David Winton Bell Gallery

Currently On View

April 3, 2013 - May 26, 2013

Beginning in 2006, Daniel Heyman traveled to Jordan and Turkey with American lawyers to meet with former detainees of Abu Ghraib Prison in Iraq. As he listened to their testimony, Heyman drew their portraits surrounded by his transcription of their words. Later, he recorded the testimony of Iraqi victims and survivors of the Blackwater/Nisour Square shootings of September 2007. Heyman’s painted portraits function equally well as powerful documentary statements and within the tradition of artists’ responses to war (from Callot, Goya, Kollwitz, and Picasso, to others).

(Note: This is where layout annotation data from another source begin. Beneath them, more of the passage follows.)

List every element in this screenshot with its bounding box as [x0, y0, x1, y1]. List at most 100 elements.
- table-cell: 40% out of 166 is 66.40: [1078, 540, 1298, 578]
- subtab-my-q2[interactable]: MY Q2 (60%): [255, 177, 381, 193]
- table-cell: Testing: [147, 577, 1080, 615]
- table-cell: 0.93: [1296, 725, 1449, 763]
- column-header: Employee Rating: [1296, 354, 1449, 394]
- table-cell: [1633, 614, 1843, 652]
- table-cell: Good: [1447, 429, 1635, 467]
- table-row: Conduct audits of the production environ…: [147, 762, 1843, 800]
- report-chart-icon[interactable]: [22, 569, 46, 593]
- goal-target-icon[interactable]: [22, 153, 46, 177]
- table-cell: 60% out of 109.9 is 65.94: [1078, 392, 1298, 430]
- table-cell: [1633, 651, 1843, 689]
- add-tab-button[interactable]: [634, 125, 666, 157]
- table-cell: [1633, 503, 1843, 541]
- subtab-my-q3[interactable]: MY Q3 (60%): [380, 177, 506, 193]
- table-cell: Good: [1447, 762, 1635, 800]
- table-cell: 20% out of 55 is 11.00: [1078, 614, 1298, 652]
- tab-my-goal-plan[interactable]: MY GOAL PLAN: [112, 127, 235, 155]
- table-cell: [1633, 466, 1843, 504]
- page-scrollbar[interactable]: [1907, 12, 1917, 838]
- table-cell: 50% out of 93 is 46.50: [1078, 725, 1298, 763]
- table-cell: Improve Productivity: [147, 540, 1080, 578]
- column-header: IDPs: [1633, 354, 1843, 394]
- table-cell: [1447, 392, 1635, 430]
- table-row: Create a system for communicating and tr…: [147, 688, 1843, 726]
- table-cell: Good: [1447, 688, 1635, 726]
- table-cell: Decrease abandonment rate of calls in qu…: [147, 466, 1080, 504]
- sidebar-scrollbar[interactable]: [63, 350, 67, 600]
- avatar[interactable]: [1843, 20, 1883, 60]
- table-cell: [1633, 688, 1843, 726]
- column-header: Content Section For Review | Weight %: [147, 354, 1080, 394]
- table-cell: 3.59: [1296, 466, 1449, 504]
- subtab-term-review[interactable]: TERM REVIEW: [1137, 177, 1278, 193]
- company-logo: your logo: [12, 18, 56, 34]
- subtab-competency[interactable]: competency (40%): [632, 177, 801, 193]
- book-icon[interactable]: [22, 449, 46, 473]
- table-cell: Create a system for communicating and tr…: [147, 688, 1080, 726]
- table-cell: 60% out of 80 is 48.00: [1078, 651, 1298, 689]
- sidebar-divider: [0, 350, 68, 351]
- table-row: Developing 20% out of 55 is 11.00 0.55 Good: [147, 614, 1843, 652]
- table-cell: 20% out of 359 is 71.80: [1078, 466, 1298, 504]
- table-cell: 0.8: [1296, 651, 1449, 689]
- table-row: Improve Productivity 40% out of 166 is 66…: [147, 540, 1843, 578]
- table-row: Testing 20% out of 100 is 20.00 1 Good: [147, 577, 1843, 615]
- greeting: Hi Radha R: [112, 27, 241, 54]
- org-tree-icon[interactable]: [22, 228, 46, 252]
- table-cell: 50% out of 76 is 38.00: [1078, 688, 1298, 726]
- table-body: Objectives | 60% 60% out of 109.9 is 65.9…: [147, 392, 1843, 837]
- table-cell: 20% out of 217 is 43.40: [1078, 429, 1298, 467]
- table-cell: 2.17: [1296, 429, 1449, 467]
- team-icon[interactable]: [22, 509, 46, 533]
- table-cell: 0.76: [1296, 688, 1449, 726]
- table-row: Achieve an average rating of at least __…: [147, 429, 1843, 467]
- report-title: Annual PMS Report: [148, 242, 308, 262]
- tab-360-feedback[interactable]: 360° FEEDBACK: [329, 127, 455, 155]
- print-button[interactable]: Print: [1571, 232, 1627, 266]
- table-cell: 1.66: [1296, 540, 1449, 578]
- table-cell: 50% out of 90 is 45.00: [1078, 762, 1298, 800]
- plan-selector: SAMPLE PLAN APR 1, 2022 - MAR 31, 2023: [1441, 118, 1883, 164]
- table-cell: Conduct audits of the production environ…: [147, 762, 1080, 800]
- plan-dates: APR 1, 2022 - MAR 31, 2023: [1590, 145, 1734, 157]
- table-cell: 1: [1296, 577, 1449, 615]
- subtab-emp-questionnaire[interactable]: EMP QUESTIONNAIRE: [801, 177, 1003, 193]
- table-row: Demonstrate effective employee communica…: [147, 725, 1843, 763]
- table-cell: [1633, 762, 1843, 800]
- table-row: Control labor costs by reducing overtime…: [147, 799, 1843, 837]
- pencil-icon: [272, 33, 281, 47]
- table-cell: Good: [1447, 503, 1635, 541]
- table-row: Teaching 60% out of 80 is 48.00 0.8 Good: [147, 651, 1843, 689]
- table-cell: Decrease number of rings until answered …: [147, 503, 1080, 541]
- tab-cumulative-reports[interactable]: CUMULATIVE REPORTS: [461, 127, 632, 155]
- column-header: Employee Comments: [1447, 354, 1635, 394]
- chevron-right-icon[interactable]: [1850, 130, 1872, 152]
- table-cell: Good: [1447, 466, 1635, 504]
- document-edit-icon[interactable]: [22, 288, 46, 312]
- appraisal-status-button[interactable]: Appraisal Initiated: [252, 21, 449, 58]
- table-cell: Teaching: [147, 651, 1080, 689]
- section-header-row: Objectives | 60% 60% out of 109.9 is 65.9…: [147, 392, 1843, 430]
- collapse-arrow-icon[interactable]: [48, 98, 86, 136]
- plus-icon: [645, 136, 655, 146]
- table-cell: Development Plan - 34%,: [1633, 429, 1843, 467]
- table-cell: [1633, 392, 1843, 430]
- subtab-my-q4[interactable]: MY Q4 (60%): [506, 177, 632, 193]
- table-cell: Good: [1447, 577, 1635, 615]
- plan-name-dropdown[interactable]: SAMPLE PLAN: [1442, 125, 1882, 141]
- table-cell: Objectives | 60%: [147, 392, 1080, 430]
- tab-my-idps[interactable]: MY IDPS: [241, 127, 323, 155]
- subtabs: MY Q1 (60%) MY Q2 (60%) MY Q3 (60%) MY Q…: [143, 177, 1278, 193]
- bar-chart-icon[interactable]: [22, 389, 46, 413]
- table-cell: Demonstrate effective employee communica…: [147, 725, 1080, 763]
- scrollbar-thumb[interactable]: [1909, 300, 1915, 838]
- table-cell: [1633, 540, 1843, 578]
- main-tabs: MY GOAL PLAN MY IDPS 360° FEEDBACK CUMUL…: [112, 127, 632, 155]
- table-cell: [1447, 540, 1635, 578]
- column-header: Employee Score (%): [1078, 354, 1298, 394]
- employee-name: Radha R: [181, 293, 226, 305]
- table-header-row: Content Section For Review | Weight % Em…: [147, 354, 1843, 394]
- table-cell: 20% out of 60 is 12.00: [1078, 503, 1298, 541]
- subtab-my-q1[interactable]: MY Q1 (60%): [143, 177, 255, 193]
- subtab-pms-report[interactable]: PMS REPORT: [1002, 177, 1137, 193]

The exhibition also includes Heyman's personal response to the war in Iraq: a monumental etching on plywood entitled When Photographers are Blinded, Eagles' Wings are Clipped (2010). The work unites a number of expressionistic and symbolic elements which coalesce into a warning about censorship and the potential decline of American democracy. 

Curated by Jo-Ann Conklin
image: Daniel Heyman, From the Time of Morning Prayers, 2008

Location LOBBY
April 3, 2013 - May 26, 2013

The Ashes Series marks a shift of the platform of Iraqi-American artist Wafaa Bilal. Known for provocative, performative, and innovative artwork often using technology and new media, Bilal has cultivated an aesthetic of conflict, tension, and direct confrontation with the social, political, and ethical dynamics of the modern world. In contrast, the photographs in The Ashes Series are still - almost serene. The series consists of ten photographs of models constructed by the artist based on mass-syndicated images of the destruction of Iraq in the aftermath of Operation Iraqi Freedom. In all the photographs, he has removed the human figures that were present in the original images, replacing them with 21 grams of human ashes distributed throughout the ten models. Referencing the mythical weight of the human soul, these 21 grams insert a human aura into the photographs, troubling the serenity of the scenes - the afterimage of conflict. The proverbial dust, captured suspended in mid-air by the camera, will never settle.